La renaissance des terrasses hautes : une armure verte contre l'été

El renacer de las terrazas superiores: una armadura verde contra el verano

Il y a des images qui restent gravées dans la rétine et dans l'âme. L'une d'elles, toute récente, m'accompagne ces jours-ci : celle des terrasses supérieures de la propriété, enfin dégagées, habillées d'un tapis doré d'herbe coupée. Le changement est si profond que je me surprends encore à monter sans raison apparente, juste pour les contempler. Ce n'est pas seulement une question d'esthétique ; c'est la satisfaction de voir se refermer une boucle, de toucher du doigt une petite victoire contre l'abandon et de savoir que nous avons fait un pas décisif vers un modèle d'agriculture plus conscient.

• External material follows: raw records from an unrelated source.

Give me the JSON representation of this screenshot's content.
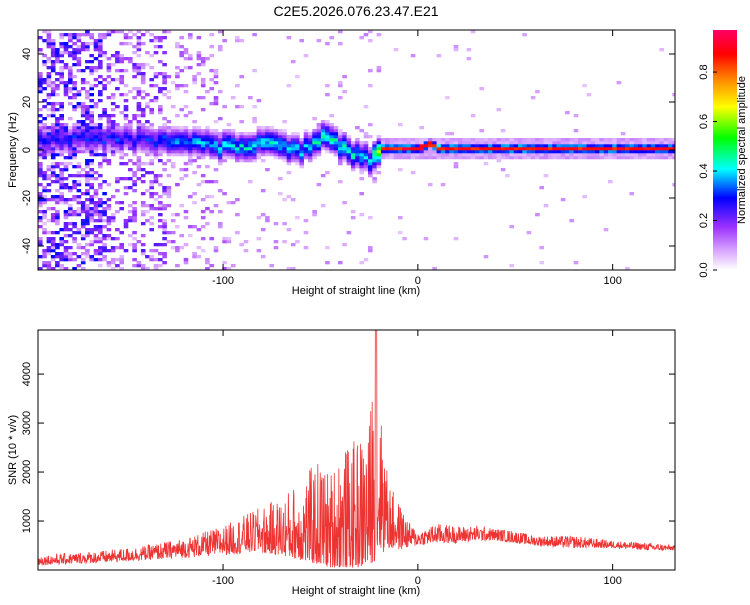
{
  "chart_data": [
    {
      "type": "heatmap",
      "title": "C2E5.2026.076.23.47.E21",
      "xlabel": "Height of straight line (km)",
      "ylabel": "Frequency (Hz)",
      "xlim": [
        -195,
        132
      ],
      "ylim": [
        -50,
        50
      ],
      "xticks": [
        -100,
        0,
        100
      ],
      "yticks": [
        -40,
        -20,
        0,
        20,
        40
      ],
      "colorbar": {
        "label": "Normalized spectral amplitude",
        "range": [
          0.0,
          0.97
        ],
        "ticks": [
          "0.0",
          "0.2",
          "0.4",
          "0.6",
          "0.8"
        ],
        "tick_values": [
          0.0,
          0.2,
          0.4,
          0.6,
          0.8
        ],
        "colors": [
          "#ffffff",
          "#d9a6ff",
          "#9b30ff",
          "#0000ff",
          "#00ffff",
          "#00ff00",
          "#ffff00",
          "#ff8000",
          "#ff0000",
          "#ff0066"
        ]
      },
      "ridge": {
        "description_points_x": [
          -140,
          -120,
          -100,
          -80,
          -60,
          -50,
          -40,
          -30,
          -25,
          -20,
          -10,
          0,
          5,
          10,
          20,
          50,
          100,
          130
        ],
        "center_freq_hz": [
          4,
          2,
          1,
          2,
          -1,
          5,
          1,
          -4,
          -5,
          0,
          0,
          0,
          2,
          0,
          0,
          0,
          0,
          0
        ],
        "peak_amplitude": [
          0.35,
          0.45,
          0.5,
          0.5,
          0.5,
          0.55,
          0.55,
          0.5,
          0.5,
          0.9,
          0.9,
          0.9,
          0.85,
          0.9,
          0.9,
          0.9,
          0.9,
          0.9
        ]
      }
    },
    {
      "type": "line",
      "xlabel": "Height of straight line (km)",
      "ylabel": "SNR (10 * v/v)",
      "xlim": [
        -195,
        132
      ],
      "ylim": [
        0,
        4900
      ],
      "xticks": [
        -100,
        0,
        100
      ],
      "yticks": [
        1000,
        2000,
        3000,
        4000
      ],
      "series": [
        {
          "name": "SNR",
          "color": "#ee3333",
          "envelope_x": [
            -195,
            -160,
            -140,
            -120,
            -100,
            -80,
            -70,
            -60,
            -50,
            -45,
            -40,
            -35,
            -30,
            -25,
            -22,
            -20,
            -15,
            -10,
            -5,
            0,
            10,
            20,
            30,
            40,
            50,
            60,
            80,
            100,
            120,
            132
          ],
          "envelope_max": [
            300,
            400,
            500,
            650,
            900,
            1300,
            1500,
            1900,
            2300,
            2000,
            2600,
            2500,
            2800,
            3000,
            4900,
            3500,
            1800,
            1400,
            1000,
            800,
            950,
            900,
            900,
            850,
            800,
            700,
            700,
            600,
            550,
            500
          ],
          "envelope_min": [
            100,
            150,
            200,
            250,
            300,
            350,
            300,
            200,
            100,
            50,
            50,
            50,
            50,
            100,
            200,
            300,
            400,
            400,
            450,
            500,
            550,
            550,
            600,
            600,
            550,
            500,
            450,
            450,
            400,
            400
          ]
        }
      ]
    }
  ]
}
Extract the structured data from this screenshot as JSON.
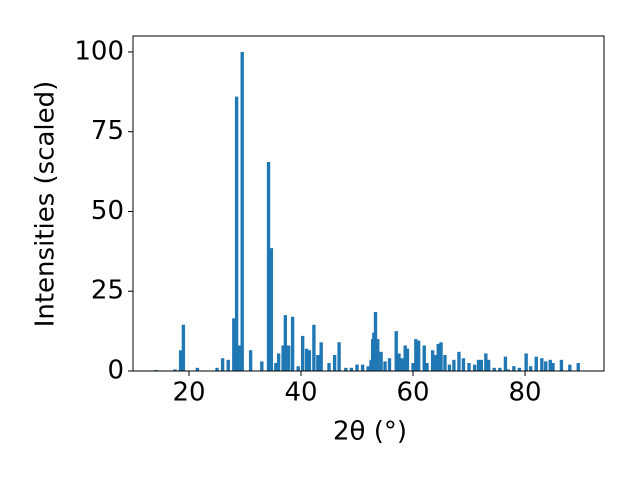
{
  "chart_data": {
    "type": "bar",
    "xlabel": "2θ (°)",
    "ylabel": "Intensities (scaled)",
    "color": "#1f77b4",
    "bar_width": 0.6,
    "xlim": [
      10,
      94.1
    ],
    "xticks": [
      20,
      40,
      60,
      80
    ],
    "ylim": [
      0,
      105
    ],
    "yticks": [
      0,
      25,
      50,
      75,
      100
    ],
    "x": [
      14.1,
      17.5,
      18.5,
      19,
      21.5,
      25,
      26,
      27,
      28,
      28.5,
      29,
      29.5,
      31,
      33,
      34.2,
      34.7,
      35.5,
      36,
      36.8,
      37.2,
      37.8,
      38.5,
      39.5,
      40.3,
      41,
      41.5,
      42.3,
      43,
      43.6,
      45,
      46,
      46.8,
      48,
      49,
      50,
      51,
      52,
      52.5,
      52.8,
      53,
      53.3,
      53.7,
      54.3,
      55,
      55.8,
      57,
      57.5,
      58,
      58.6,
      59,
      60,
      60.5,
      61,
      62,
      62.5,
      63.5,
      64,
      64.5,
      65,
      65.7,
      66.5,
      67.3,
      68.2,
      69,
      70,
      71,
      71.7,
      72.2,
      73,
      73.5,
      74.5,
      75.5,
      76.5,
      77,
      78,
      79,
      80.2,
      81,
      82,
      83,
      83.7,
      84.5,
      85,
      86.5,
      88,
      89.5
    ],
    "values": [
      0.3,
      0.5,
      6.5,
      14.5,
      1,
      1,
      4,
      3.5,
      16.5,
      86,
      8,
      100,
      6.5,
      3,
      65.5,
      38.5,
      2.5,
      5.5,
      8,
      17.5,
      8,
      17,
      1.5,
      11,
      7,
      6.5,
      14.5,
      5,
      9,
      2.5,
      5,
      9,
      1,
      1,
      2,
      2,
      1.5,
      3.5,
      10,
      12,
      18.5,
      10,
      6,
      3,
      4,
      12.5,
      5.5,
      4,
      8,
      7,
      2.5,
      10,
      9.5,
      8,
      2.5,
      6.5,
      5,
      8.5,
      9,
      5,
      2,
      3.5,
      6,
      4,
      2.5,
      2,
      3.5,
      3.5,
      5.5,
      3.5,
      1,
      1,
      4.5,
      0.5,
      1.5,
      1,
      5.5,
      1.5,
      4.5,
      4,
      3,
      3.5,
      2.5,
      3.5,
      2,
      2.5
    ]
  }
}
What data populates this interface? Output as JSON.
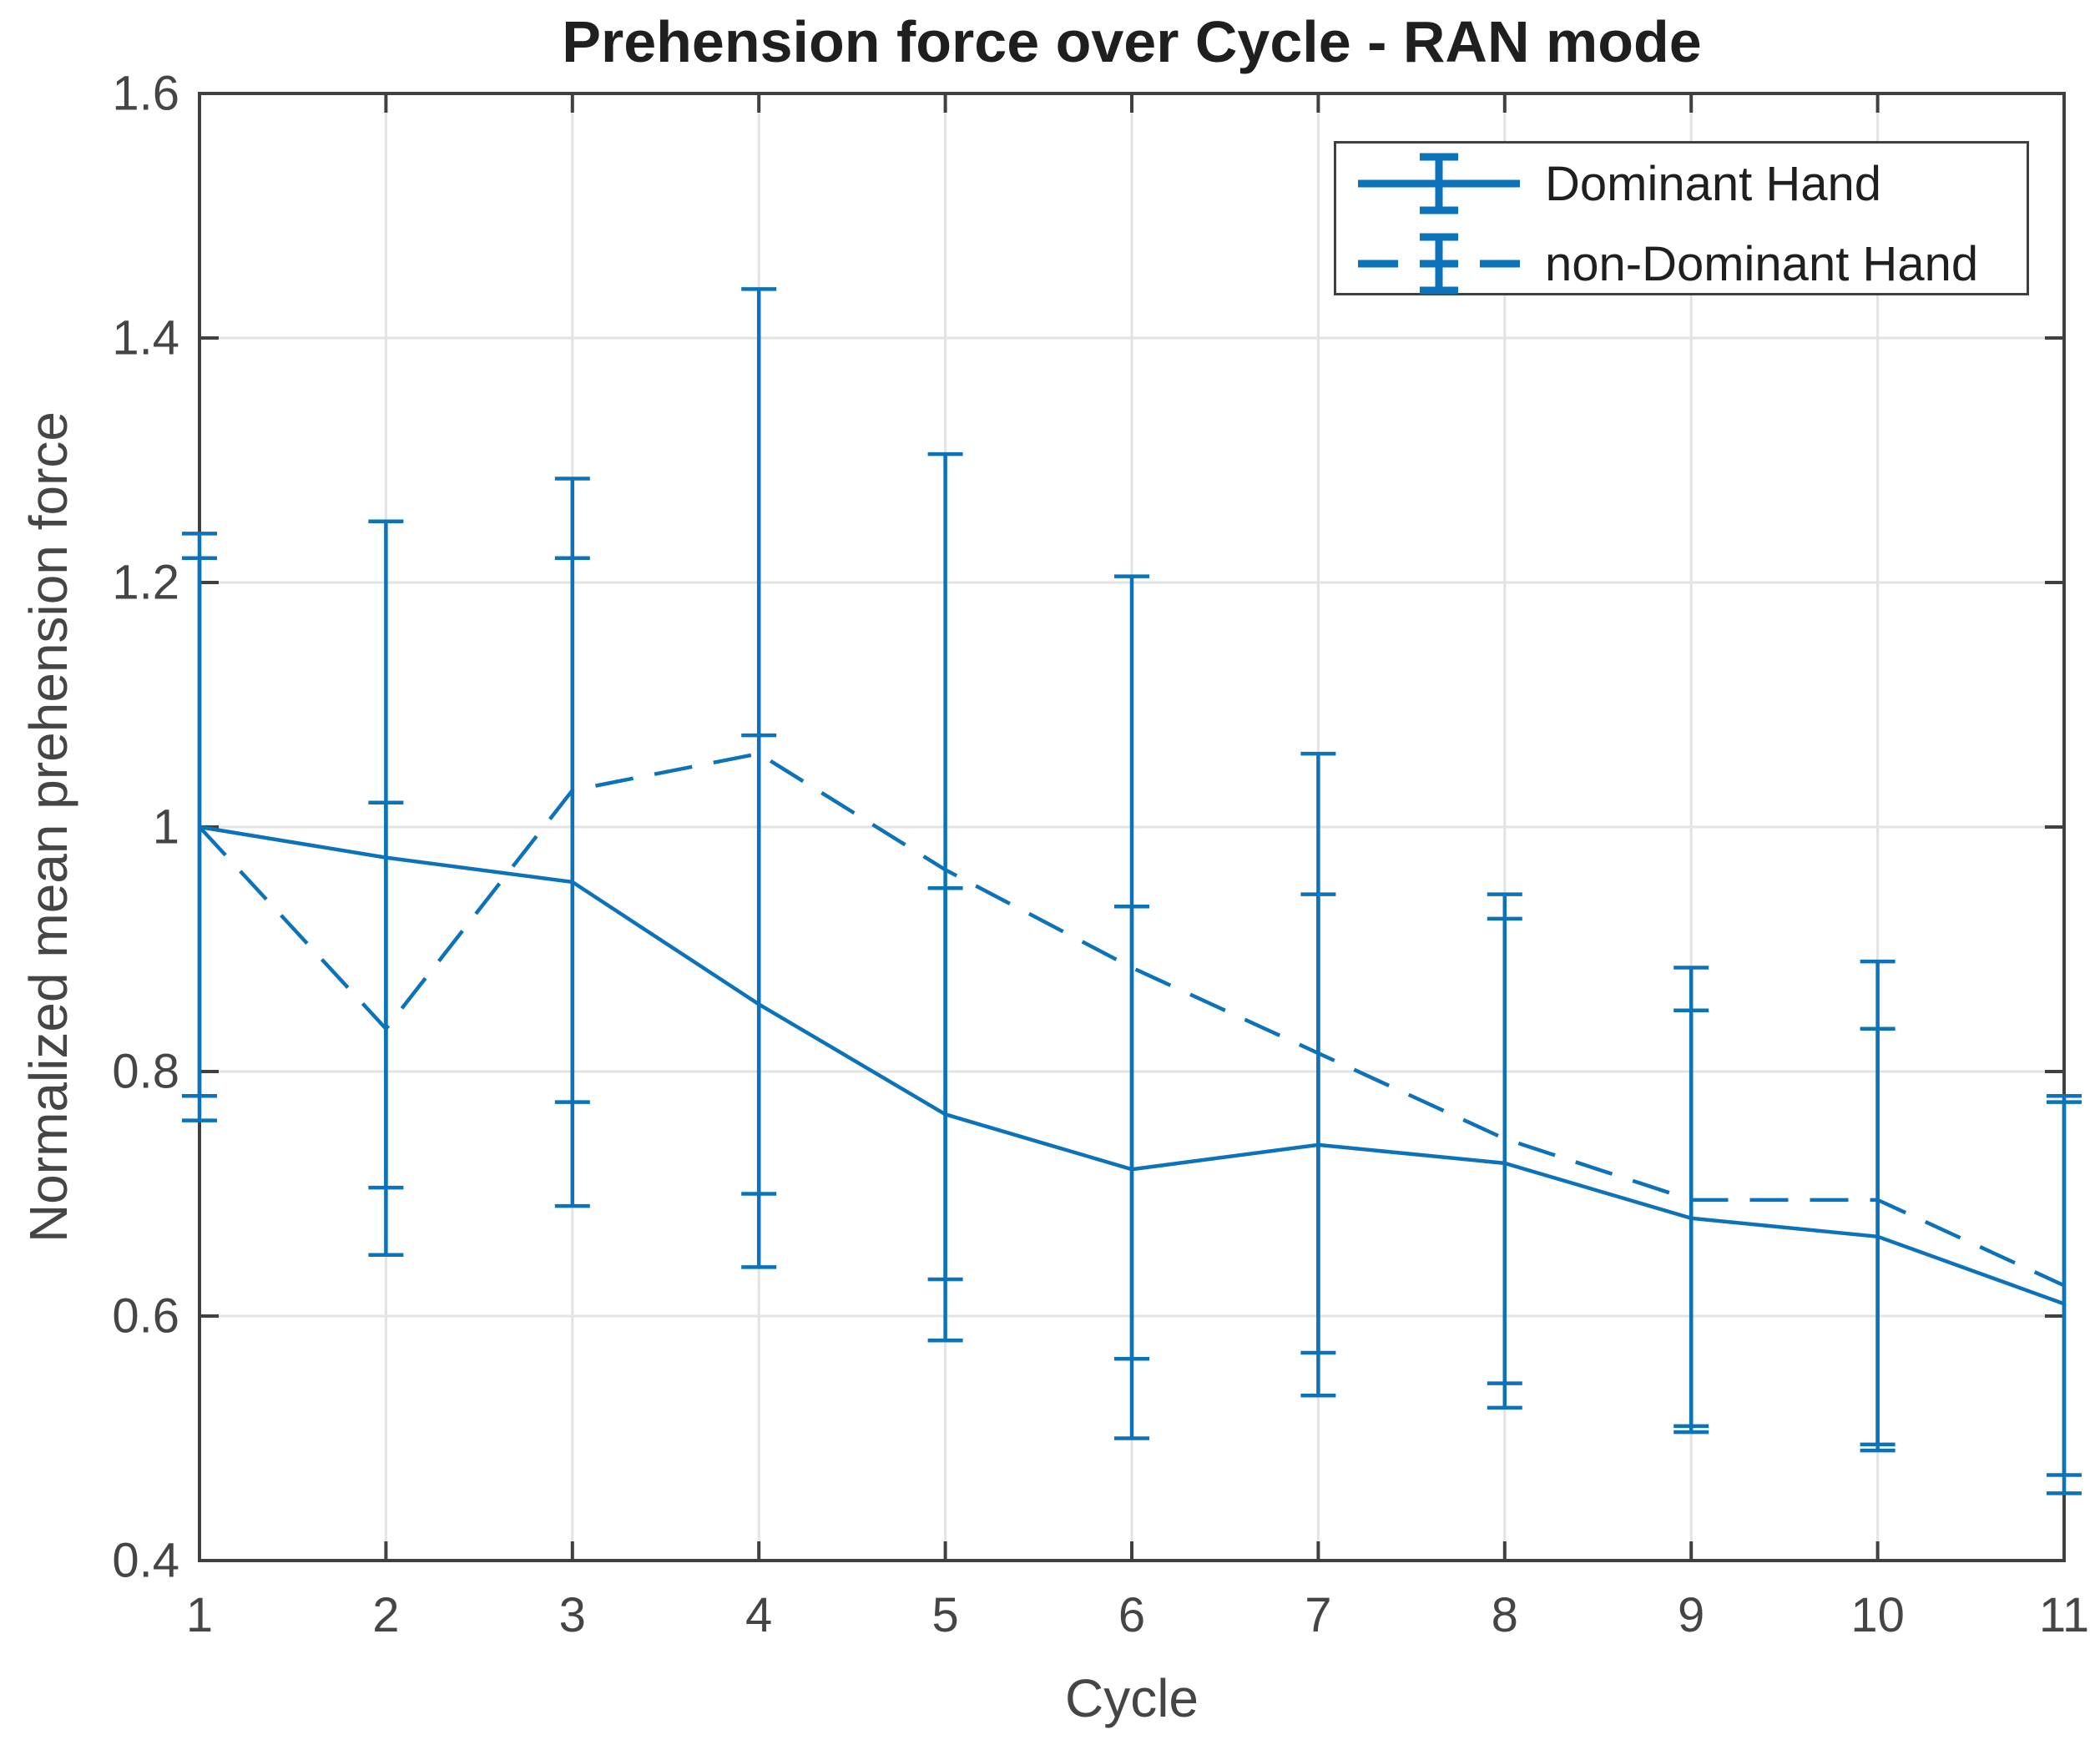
{
  "chart_data": {
    "type": "line",
    "title": "Prehension force over Cycle - RAN mode",
    "xlabel": "Cycle",
    "ylabel": "Normalized mean prehension force",
    "x": [
      1,
      2,
      3,
      4,
      5,
      6,
      7,
      8,
      9,
      10,
      11
    ],
    "xlim": [
      1,
      11
    ],
    "ylim": [
      0.4,
      1.6
    ],
    "x_tick_labels": [
      "1",
      "2",
      "3",
      "4",
      "5",
      "6",
      "7",
      "8",
      "9",
      "10",
      "11"
    ],
    "y_tick_labels": [
      "0.4",
      "0.6",
      "0.8",
      "1",
      "1.2",
      "1.4",
      "1.6"
    ],
    "grid": true,
    "legend_position": "top-right",
    "series": [
      {
        "name": "Dominant Hand",
        "line_style": "solid",
        "color": "#0c73ba",
        "values": [
          1.0,
          0.975,
          0.955,
          0.855,
          0.765,
          0.72,
          0.74,
          0.725,
          0.68,
          0.665,
          0.61
        ],
        "err_low": [
          0.76,
          0.705,
          0.69,
          0.64,
          0.58,
          0.5,
          0.535,
          0.525,
          0.51,
          0.49,
          0.455
        ],
        "err_high": [
          1.24,
          1.25,
          1.22,
          1.075,
          0.95,
          0.935,
          0.945,
          0.925,
          0.85,
          0.835,
          0.775
        ]
      },
      {
        "name": "non-Dominant Hand",
        "line_style": "dashed",
        "color": "#0c73ba",
        "values": [
          1.0,
          0.835,
          1.03,
          1.06,
          0.965,
          0.885,
          0.815,
          0.745,
          0.695,
          0.695,
          0.625
        ],
        "err_low": [
          0.78,
          0.65,
          0.775,
          0.7,
          0.63,
          0.565,
          0.57,
          0.545,
          0.505,
          0.495,
          0.47
        ],
        "err_high": [
          1.22,
          1.02,
          1.285,
          1.44,
          1.305,
          1.205,
          1.06,
          0.945,
          0.885,
          0.89,
          0.78
        ]
      }
    ],
    "colors": {
      "line": "#0c73ba",
      "axis_box": "#404040",
      "grid": "#e3e3e3",
      "tick_text": "#454545",
      "title_text": "#1f1f1f",
      "background": "#ffffff"
    }
  }
}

Lorsque nous avons acheté la propriété, les terrasses de la partie haute étaient un territoire perdu. Les mauvaises herbes les avaient colonisées avec une telle force qu'elles semblaient inaccessibles, un souvenir flou de ce qu'elles avaient été. J'étais convaincu que le tracteur de mon voisin ne pourrait jamais manœuvrer dans ces accès étroits et tortueux. C'était l'une de ces croyances limitantes que l'on se fabrique sans jamais les avoir vraiment vérifiées. Mais la véritable surprise, de celles qui vous réconcilient avec l'optimisme, est arrivée le jour où mon voisin est monté avec moi pour les évaluer. Je me souviens de son regard serein tandis qu'il calculait les distances et les rayons de braquage. Son verdict fut aussi simple que dévastateur pour mes peurs : « Bien sûr que je passe, doucement et prudemment, mais je passe, le tracteur passe. »

Ces mots ont donné le coup d'envoi. Voir aujourd'hui ces banquettes ordonnées, libérées de l'enchevêtrement qui les dévorait, procure une émotion difficile à expliquer. Le résultat est une vraie fierté. La débroussailleuse a travaillé à ras du sol, laissant une toile propre qui, pourtant, n'a pas été labourée. C'est là que réside la clé de ce que nous avons appris sur ce chemin vers l'agriculture régénérative. Ce sol n'est ni nu ni blessé ; il est protégé par un paillis végétal, une couverture organique formée par sa propre herbe broyée. Cette couche sera sa meilleure armure quand la chaleur frappera, un bouclier qui conservera l'humidité précieuse et nourrira la vie microbienne qui grouille sous la surface.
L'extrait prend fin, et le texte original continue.